= William Louis Poteat =

7th president (1905–1927) of Wake Forest College
William Louis Poteat (1856–1938), also known as "Doctor Billy", was a professor (c. 1880–1905) and then the seventh president (1905–1927) of Wake Forest College (today, Wake Forest University). Poteat was conspicuous in many civic roles becoming a leader of the Progressive Movement in North Carolina and the South, and a champion of higher education. Though a Baptist, he defended the teaching of evolution as the "divine method of creation", arguing it was fully compatible with Christian beliefs.

==Early life==
Poteat was born in Caswell County, North Carolina, to a noted Baptist, slave-owning family; among his siblings was Ida Isabella Poteat, who taught art at Meredith College for many years. His brother Edwin McNeill Poteat was a minister and educator, serving as president of Furman University from 1903 to 1918.

William Louis Poteat went on to graduate with a Bachelor of Arts degree from Wake Forest College (then located in Wake Forest, North Carolina) in 1877. Shortly after graduating, he was hired there as a natural science instructor. He became a public intellectual and leading theological liberal among Baptists in the South.

==Evolution==

He first taught himself biology before studying at the University of Berlin. His studies convinced him of the Darwinian concepts of natural selection and evolution. Poteat reconciled his scientific conclusions with a modernist or liberal form of Christianity. His beliefs were not shared by more conservative Baptists, who tried to remove him. Poteat fought back and survived, and helped persuade the North Carolina General Assembly to defeat a bill that would have banned the teaching of evolution (as other states had done; see Scopes Monkey Trial).

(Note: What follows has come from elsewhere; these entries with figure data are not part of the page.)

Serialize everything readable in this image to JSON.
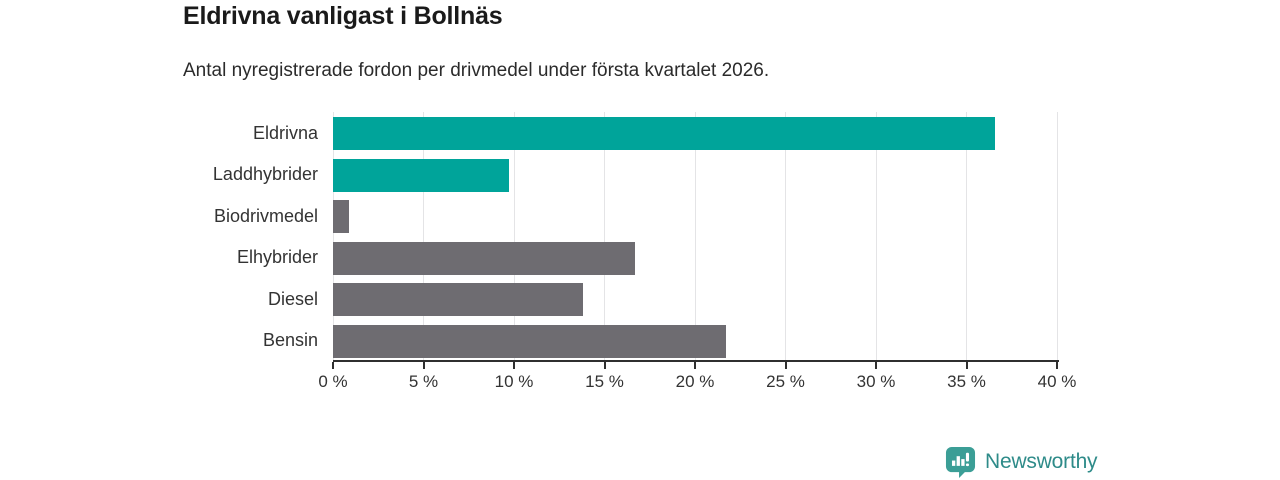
{
  "header": {
    "title": "Eldrivna vanligast i Bollnäs",
    "subtitle": "Antal nyregistrerade fordon per drivmedel under första kvartalet 2026."
  },
  "chart_data": {
    "type": "bar",
    "orientation": "horizontal",
    "title": "Eldrivna vanligast i Bollnäs",
    "subtitle": "Antal nyregistrerade fordon per drivmedel under första kvartalet 2026.",
    "categories": [
      "Eldrivna",
      "Laddhybrider",
      "Biodrivmedel",
      "Elhybrider",
      "Diesel",
      "Bensin"
    ],
    "values": [
      36.6,
      9.7,
      0.9,
      16.7,
      13.8,
      21.7
    ],
    "unit": "%",
    "bar_colors": [
      "#00a49a",
      "#00a49a",
      "#6e6c71",
      "#6e6c71",
      "#6e6c71",
      "#6e6c71"
    ],
    "highlight_color": "#00a49a",
    "base_color": "#6e6c71",
    "xlabel": "",
    "ylabel": "",
    "xlim": [
      0,
      40
    ],
    "xticks": [
      0,
      5,
      10,
      15,
      20,
      25,
      30,
      35,
      40
    ],
    "xtick_labels": [
      "0 %",
      "5 %",
      "10 %",
      "15 %",
      "20 %",
      "25 %",
      "30 %",
      "35 %",
      "40 %"
    ],
    "grid": "vertical",
    "legend": "none"
  },
  "footer": {
    "brand": "Newsworthy",
    "brand_color": "#2e8b89",
    "logo_icon": "bar-chart-speech-bubble-icon",
    "logo_color": "#3b9e96"
  }
}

==Presidency at Wake Forest College==

He was the first layman to be elected president in Wake Forest College's history. "Dr. Billy" continued to promote growth, hired many outstanding professors, and expanded the science curriculum. He also stirred upheaval among North Carolina Baptists with his strong support of teaching the theory of evolution but eventually won formal support from the Baptist State Convention for academic freedom at the college.

Poteat Residence Hall, overlooking the university's Upper Quad, is named for him.

==Later years==

In 1934, Poteat expressed interest in becoming President of Stetson University, but he effectively withdrew himself from consideration by not attending an interview with the Board of Trustees.